Krimi und Erotik-Thriller von eigener Qualität

„Die Taschendiebin“ von Chan-wook Park

von Renate Wagner

Die Taschendiebin
(Ah-ga-ssi / The Handmaiden - Südkorea – 2016)

Regie: Chan-wook Park
Mit: Kim Min-hee, Kim Tae-ri, Ha Jung-woo, Cho Jin-woong u.a.
 
Man kann sich die Geschichte, die ein hoch raffinierter psychologischer Krimi ist, sehr gut in England vorstellen – dort spielt auch die Vorlage, der Roman „Solange du lügst“ von Sarah Waters. Regisseur Chan-wook Park – der mit Ausnahme des amerikanischen Krimis „Stoker“ bisher nur Filme im heimatlichen Korea gedreht hat (und damit immer Festival-Erfolge einfuhr) – hat die Handlung nun in die dreißiger Jahre versetzt, in ein von den Japanern besetztes Korea.

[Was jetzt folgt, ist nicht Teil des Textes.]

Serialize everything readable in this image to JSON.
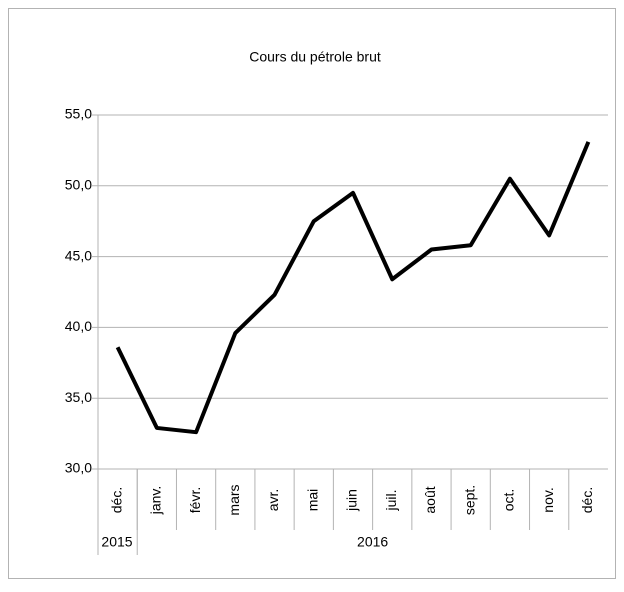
{
  "chart_data": {
    "type": "line",
    "title": "Cours du pétrole brut",
    "categories": [
      "déc.",
      "janv.",
      "févr.",
      "mars",
      "avr.",
      "mai",
      "juin",
      "juil.",
      "août",
      "sept.",
      "oct.",
      "nov.",
      "déc."
    ],
    "year_groups": [
      {
        "label": "2015",
        "count": 1
      },
      {
        "label": "2016",
        "count": 12
      }
    ],
    "values": [
      38.6,
      32.9,
      32.6,
      39.6,
      42.3,
      47.5,
      49.5,
      43.4,
      45.5,
      45.8,
      50.5,
      46.5,
      53.1
    ],
    "color": "#000000",
    "ylim": [
      30,
      55
    ],
    "yticks": [
      {
        "value": 30,
        "label": "30,0"
      },
      {
        "value": 35,
        "label": "35,0"
      },
      {
        "value": 40,
        "label": "40,0"
      },
      {
        "value": 45,
        "label": "45,0"
      },
      {
        "value": 50,
        "label": "50,0"
      },
      {
        "value": 55,
        "label": "55,0"
      }
    ],
    "grid": true
  }
}
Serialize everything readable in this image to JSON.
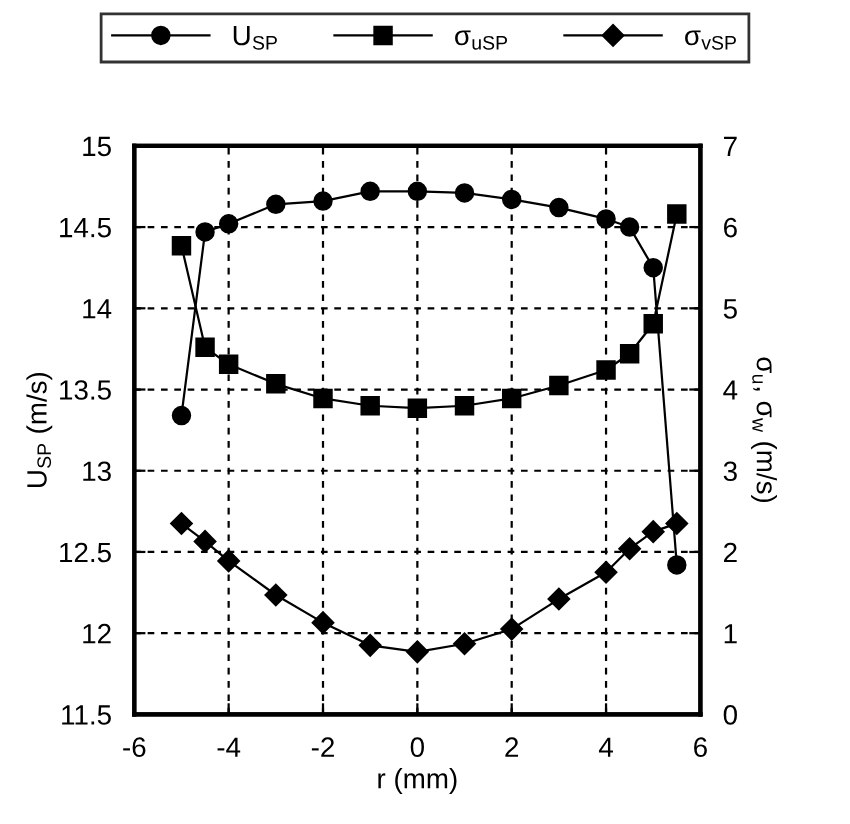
{
  "chart_data": {
    "type": "line",
    "xlabel": "r (mm)",
    "ylabel": "U$_{SP}$ (m/s)",
    "y2label": "σ$_{u}$, σ$_{w}$ (m/s)",
    "xlim": [
      -6,
      6
    ],
    "xticks": [
      -6,
      -4,
      -2,
      0,
      2,
      4,
      6
    ],
    "ylim": [
      11.5,
      15
    ],
    "yticks": [
      11.5,
      12,
      12.5,
      13,
      13.5,
      14,
      14.5,
      15
    ],
    "y2lim": [
      0,
      7
    ],
    "y2ticks": [
      0,
      1,
      2,
      3,
      4,
      5,
      6,
      7
    ],
    "grid": true,
    "legend": "top",
    "line_style": "solid",
    "series": [
      {
        "name": "U$_{SP}$",
        "color": "#000000",
        "marker": "circle",
        "x": [
          -5,
          -4.5,
          -4,
          -3,
          -2,
          -1,
          0,
          1,
          2,
          3,
          4,
          4.5,
          5,
          5.5
        ],
        "values": [
          13.34,
          14.47,
          14.52,
          14.64,
          14.66,
          14.72,
          14.72,
          14.71,
          14.67,
          14.62,
          14.55,
          14.5,
          14.25,
          12.42
        ]
      },
      {
        "name": "σ$_{uSP}$",
        "color": "#000000",
        "marker": "square",
        "axis": "y2",
        "x": [
          -5,
          -4.5,
          -4,
          -3,
          -2,
          -1,
          0,
          1,
          2,
          3,
          4,
          4.5,
          5,
          5.5
        ],
        "values": [
          5.77,
          4.52,
          4.31,
          4.07,
          3.89,
          3.8,
          3.77,
          3.8,
          3.89,
          4.05,
          4.24,
          4.44,
          4.81,
          6.16
        ]
      },
      {
        "name": "σ$_{vSP}$",
        "color": "#000000",
        "marker": "diamond",
        "axis": "y2",
        "x": [
          -5,
          -4.5,
          -4,
          -3,
          -2,
          -1,
          0,
          1,
          2,
          3,
          4,
          4.5,
          5,
          5.5
        ],
        "values": [
          2.35,
          2.13,
          1.89,
          1.47,
          1.13,
          0.85,
          0.77,
          0.87,
          1.05,
          1.42,
          1.75,
          2.04,
          2.25,
          2.35
        ]
      }
    ]
  }
}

Das Hin- und Her zwischen den beiden Nationen, die für den europäischen Zuschauer optisch nicht wirklich zu unterscheiden sind, löst hierzulande vielleicht Verwirrung aus, zumal der Film in Originalfassung gezeigt wird: Vor allem die zweifellos angesprochenen kulturellen Differenzen sind ziemlich undurchsichtig. Jedenfalls ist es ein historischer Film mit opulentem Ambiente, in dem europäische Herrenhäuser offenbar die übliche Wohnform für die Reichen und Schönen darstellten.
 
Undurchsichtig ist auch der Krimi, bei dem sich Chan-wook Park (wie auch schon bei „Stoker“) auf Hitchcock beruft. Erst später, wenn man Kapitel 2 und 3 sieht, weiß man, warum ein Kapitel 1 angekündigt wurde: Dieselbe Geschichte wird gewissermaßen dreimal erzählt, aus verschiedenen Aspekten, sie sieht dann ganz anders aus, und man merkt schnell, daß das Vertrauen, daß man zu Beginn aufgebaut hat – naiv in der Annahme, die Dinge seien, wie sie sind, wenn auch kompliziert genug -, nicht trägt: Alles ist immer anders. Fragt man nach Guten und Bösen, kommt man zu keinem Schluß. Nach „Ehrlichen“ zu fragen, wäre lächerlich, denn Betrüger sind sie alle…
Details zu erzählen, wäre Spoiling, aber einiges muß sein, um zu verstehen, worum es eigentlich geht: Da ist Fräulein Hideko, eine wunderschöne, reiche Erbin (eine Augenweide: Kim Min-hee), die mit ihrem Onkel Kouzuki (Cho Jin-woong) offenbar im besetzten Korea lebt. Dieser Onkel mißbraucht sie dazu, vor männlichen Gästen erotische Vorlesungen zu halten – und im übrigen selbst auf sie und ihr Geld spitzt (wie man später herausfindet).
Und da ist ein koreanischer Hochstapler, der so genannte Graf Fujiwara (schmierig: Ha Jung-woo), der einen ganz ausgefeilten Plan hat: Er will Hideko in sich verliebt machen, sie heiraten, dann ins Irrenhaus sperren und mit ihrem Geld abpaschen. Als Hilfe setzt er die titelgebende Taschendiebin Sookee ein (hinreißend, halb offen, halb hintergründig: Kim Tae-ri). Sie soll die Situation ausspionieren und dem „Grafen“ den Boden bereiten. Was zuerst herauskommt und dem Film zweifellos eine breite männliche Klientel verschafft, ist eine (echte?) Zuneigung der beiden Frauen, in der Folge eine ausführliche lesbische Liebesgeschichte, die sich zum süffigen Soft-Porno ausweitet: Da gibt es etwas zu sehen zwischen zwei ebenso attraktiven wie sensiblen Frauen…
 
Der erste Teil der Geschichte führt bis zur Einlieferung ins Irrenhaus, wo man die erste Kardinalpointe der Geschichte serviert bekommt: Wer hat jetzt wen betrogen? Eine Frage, die sich verdichtet, wenn die Sache noch einmal (und dann noch einmal) erzählt wird und wir lernen, den Motivationen zu mißtrauen, bis zum Ende, nicht wissend, was da läuft… bis zu etwas, das auf einem Schiff ein Happyend sein könnte. Wenn’s diesmal wahr wäre.
Das ist ein Krimi mit zahllosen vertrackten Drehungen und Wendungen und ein Erotik-Thriller von eigener Qualität… Asien-Kino der anderen Art, aber keinesfalls abgehobenes Arthouse, das nur für ein minimales Publikum gedacht wäre.